In contrast to those seeking refuge in the U.S., Mountz recently chronicled the journeys of Americans fleeing their home country in the feature-length documentary film Safe Haven. She gathered archival data and oral histories from two generations of war resisters who migrated to Canada, both during the U.S.-led conflict in Vietnam and more recently during the wars in Iraq and Afghanistan.
Mountz with two war resisters featured in Safe Haven: Linjamin (left) and Gary.
“So many people were offered safe haven in Canada during the Vietnam War, but most of the resisters who came more recently were turned down,” says Mountz. “The film follows the different experiences of people who migrated and also the social movements that arose in Canada and across the border to support their resistance to war.”
In 2019 and 2020, Mountz and the film’s director, Lisa Molomot, began showing Safe Haven at film festivals across North America, but their promotional plans were put on hold due to the COVID-19 pandemic.
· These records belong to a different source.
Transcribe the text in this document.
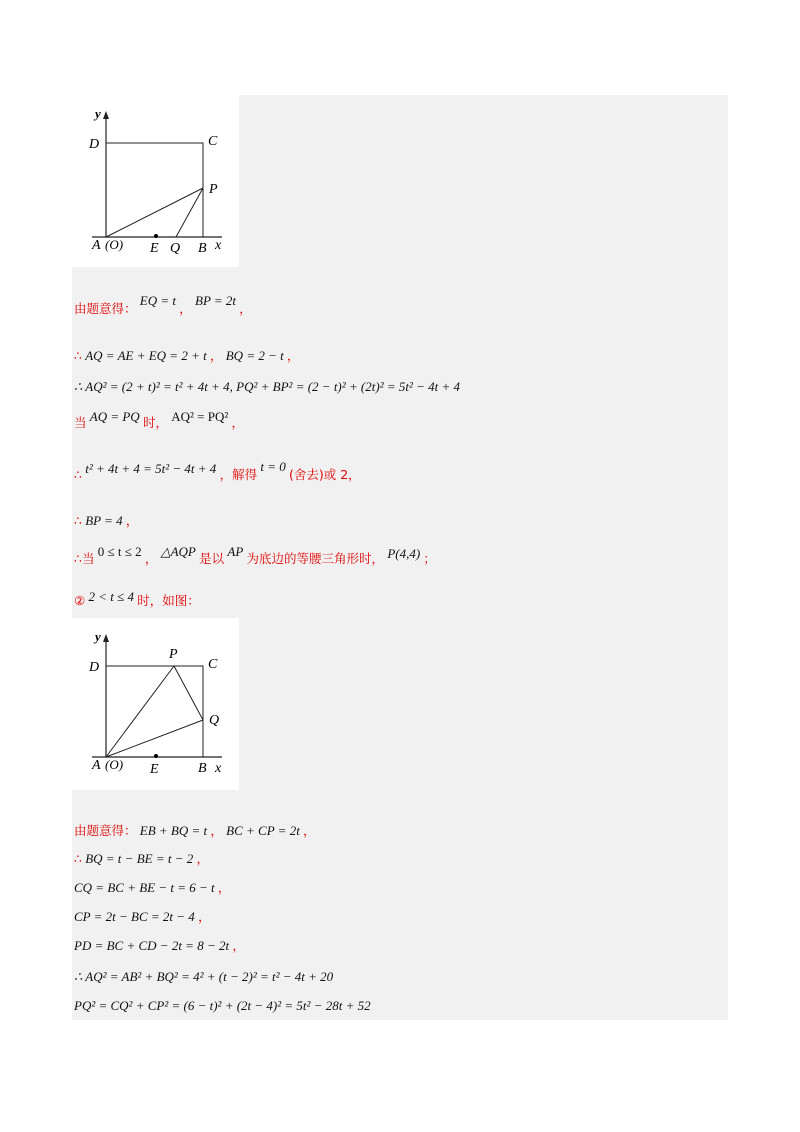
y
D	C
P
A (O) E Q B x
由题意得： EQ = t ， BP = 2t ，
∴ AQ = AE + EQ = 2 + t ， BQ = 2 − t ，
∴ AQ² = (2 + t)² = t² + 4t + 4, PQ² + BP² = (2 − t)² + (2t)² = 5t² − 4t + 4
当 AQ = PQ 时， AQ² = PQ² ，
∴ t² + 4t + 4 = 5t² − 4t + 4 ，解得 t = 0 (舍去)或 2，
∴ BP = 4 ，
∴当 0 ≤ t ≤ 2 ， △AQP 是以 AP 为底边的等腰三角形时， P(4,4) ；
② 2 < t ≤ 4 时，如图：
y
D
P
C
Q
A (O) E	B x
由题意得： EB + BQ = t ， BC + CP = 2t ，
∴ BQ = t − BE = t − 2 ，
CQ = BC + BE − t = 6 − t ，
CP = 2t − BC = 2t − 4 ，
PD = BC + CD − 2t = 8 − 2t ，
∴ AQ² = AB² + BQ² = 4² + (t − 2)² = t² − 4t + 20
PQ² = CQ² + CP² = (6 − t)² + (2t − 4)² = 5t² − 28t + 52
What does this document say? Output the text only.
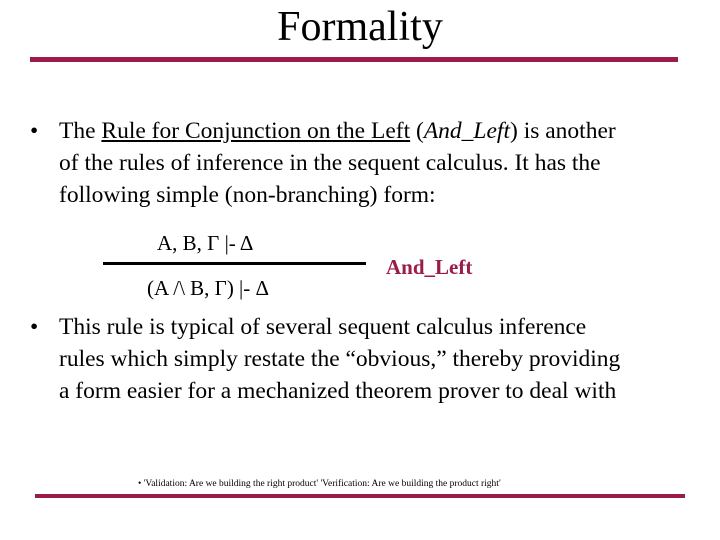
Formality
• The Rule for Conjunction on the Left (And_Left) is another
of the rules of inference in the sequent calculus. It has the
following simple (non-branching) form:
A, B, Γ |- Δ
(A /\ B, Γ) |- Δ
And_Left
• This rule is typical of several sequent calculus inference
rules which simply restate the “obvious,” thereby providing
a form easier for a mechanized theorem prover to deal with
• 'Validation: Are we building the right product' 'Verification: Are we building the product right'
As public health restrictions ease, they are eager to make plans for the film’s distribution.
“It's really exciting when the audience watches this film and then the lights come up and before them are some of the people who are in the movie who have lived these incredible and tumultuous lives,” says Mountz. “There is so much to learn from their experiences and their search for safe haven, so our plan is to restart those conversations and get the film shown to as many people as possible.”
Mountz with collaborators Shiva Mohan and Lisa Molomot.
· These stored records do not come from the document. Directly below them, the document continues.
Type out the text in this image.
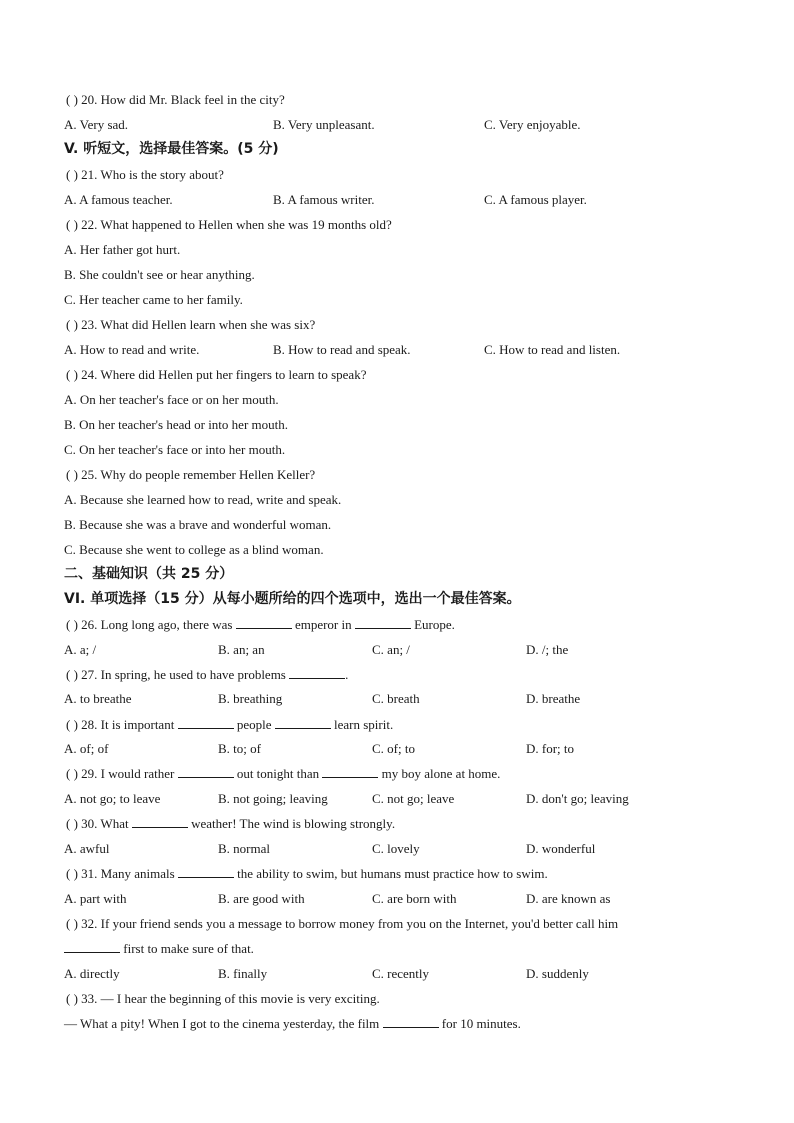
( ) 20. How did Mr. Black feel in the city?
A. Very sad.	B. Very unpleasant.	C. Very enjoyable.
V. 听短文，选择最佳答案。(5 分)
( ) 21. Who is the story about?
A. A famous teacher.	B. A famous writer.	C. A famous player.
( ) 22. What happened to Hellen when she was 19 months old?
A. Her father got hurt.
B. She couldn't see or hear anything.
C. Her teacher came to her family.
( ) 23. What did Hellen learn when she was six?
A. How to read and write.	B. How to read and speak.	C. How to read and listen.
( ) 24. Where did Hellen put her fingers to learn to speak?
A. On her teacher's face or on her mouth.
B. On her teacher's head or into her mouth.
C. On her teacher's face or into her mouth.
( ) 25. Why do people remember Hellen Keller?
A. Because she learned how to read, write and speak.
B. Because she was a brave and wonderful woman.
C. Because she went to college as a blind woman.
二、基础知识（共 25 分）
VI. 单项选择（15 分）从每小题所给的四个选项中，选出一个最佳答案。
( ) 26. Long long ago, there was	emperor in	Europe.
A. a; /	B. an; an	C. an; /	D. /; the
( ) 27. In spring, he used to have problems	.
A. to breathe	B. breathing	C. breath	D. breathe
( ) 28. It is important	people	learn spirit.
A. of; of	B. to; of	C. of; to	D. for; to
( ) 29. I would rather	out tonight than	my boy alone at home.
A. not go; to leave	B. not going; leaving	C. not go; leave	D. don't go; leaving
( ) 30. What	weather! The wind is blowing strongly.
A. awful	B. normal	C. lovely	D. wonderful
( ) 31. Many animals	the ability to swim, but humans must practice how to swim.
A. part with	B. are good with	C. are born with	D. are known as
( ) 32. If your friend sends you a message to borrow money from you on the Internet, you'd better call him
first to make sure of that.
A. directly	B. finally	C. recently	D. suddenly
( ) 33. — I hear the beginning of this movie is very exciting.
— What a pity! When I got to the cinema yesterday, the film	for 10 minutes.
With the support of Connection and Insight grants from the Social Sciences and Humanities Research Council of Canada (SSHRC), Mountz is writing a new book about this subject and collaborating with recent Laurier alum Shiva Mohan to compile shorter, written versions of the resisters’ oral histories in an edited collection. She is also working to assemble a cross-border network of refugee advocates and researchers to better understand the recent migration of people from the U.S. to Canada in search of protection, with funding from a SSHRC Partnership Development Grant.
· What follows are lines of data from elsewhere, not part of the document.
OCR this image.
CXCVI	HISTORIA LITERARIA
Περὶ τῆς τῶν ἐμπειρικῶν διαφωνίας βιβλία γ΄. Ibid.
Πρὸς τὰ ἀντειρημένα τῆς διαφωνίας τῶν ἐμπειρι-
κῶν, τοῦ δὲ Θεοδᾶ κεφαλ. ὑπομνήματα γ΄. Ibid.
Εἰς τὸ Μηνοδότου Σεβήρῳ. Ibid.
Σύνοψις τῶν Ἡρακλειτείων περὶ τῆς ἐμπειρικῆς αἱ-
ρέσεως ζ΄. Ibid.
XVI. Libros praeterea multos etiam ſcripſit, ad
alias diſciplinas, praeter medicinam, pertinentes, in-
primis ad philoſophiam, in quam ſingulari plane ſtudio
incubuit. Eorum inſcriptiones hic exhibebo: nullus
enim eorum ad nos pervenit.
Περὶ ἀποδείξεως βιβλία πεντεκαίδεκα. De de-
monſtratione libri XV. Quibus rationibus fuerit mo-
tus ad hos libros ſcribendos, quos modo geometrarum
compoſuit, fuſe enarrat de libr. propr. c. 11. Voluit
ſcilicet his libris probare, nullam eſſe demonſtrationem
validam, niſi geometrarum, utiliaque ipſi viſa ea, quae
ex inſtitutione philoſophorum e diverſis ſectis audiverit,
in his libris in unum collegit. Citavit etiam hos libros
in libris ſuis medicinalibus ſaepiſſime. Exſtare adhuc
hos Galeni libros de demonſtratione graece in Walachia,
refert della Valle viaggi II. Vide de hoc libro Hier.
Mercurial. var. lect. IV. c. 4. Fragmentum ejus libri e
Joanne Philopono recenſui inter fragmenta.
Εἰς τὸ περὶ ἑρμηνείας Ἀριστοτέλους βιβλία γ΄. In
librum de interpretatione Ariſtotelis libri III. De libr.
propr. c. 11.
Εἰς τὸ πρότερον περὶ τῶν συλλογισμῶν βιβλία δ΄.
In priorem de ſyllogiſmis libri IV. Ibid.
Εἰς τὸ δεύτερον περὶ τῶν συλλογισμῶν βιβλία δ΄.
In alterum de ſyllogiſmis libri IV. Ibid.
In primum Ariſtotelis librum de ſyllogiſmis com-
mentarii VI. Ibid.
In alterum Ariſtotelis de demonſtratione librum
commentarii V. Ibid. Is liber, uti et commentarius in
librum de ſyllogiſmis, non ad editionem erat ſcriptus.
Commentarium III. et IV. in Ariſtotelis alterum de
One of the key outcomes of Mountz’s tenure as CRC is Haven: The Asylum Lab, a state-of-the-art lab at the Balsillie School of International Affairs dedicated to the “preservation and liberation” of migration data. In the highly politicized field of migration, the lab will offer a haven for data sets assembled by Mountz and other scholars and will provide a physical space for her peers from around the world to gather and conduct research using cutting-edge technology.
“The information that I work with is the type of data that some governments might be reluctant to share, so it can be publicly available one moment and then disappear, leaving researchers like me scrambling,” says Mountz.
Funding for Haven, which was provided by Laurier and the federal and provincial governments, will support the development of a high-tech security apparatus to protect the information housed there.
Haven is currently under construction, with plans to open in the fall. The room will have multiple workstations, a central meeting area for group collaboration and the latest hardware and software for comparative analysis.
“This is really an evolution of the work that I’ve been doing as Canada Research Chair, to build infrastructure that makes this kind of research possible and available to more people,” says Mountz. “Laurier is already a great place for migration scholars across disciplines. Now, Haven and the International Migration Research Centre will serve as hubs where people come to do this kind of work.”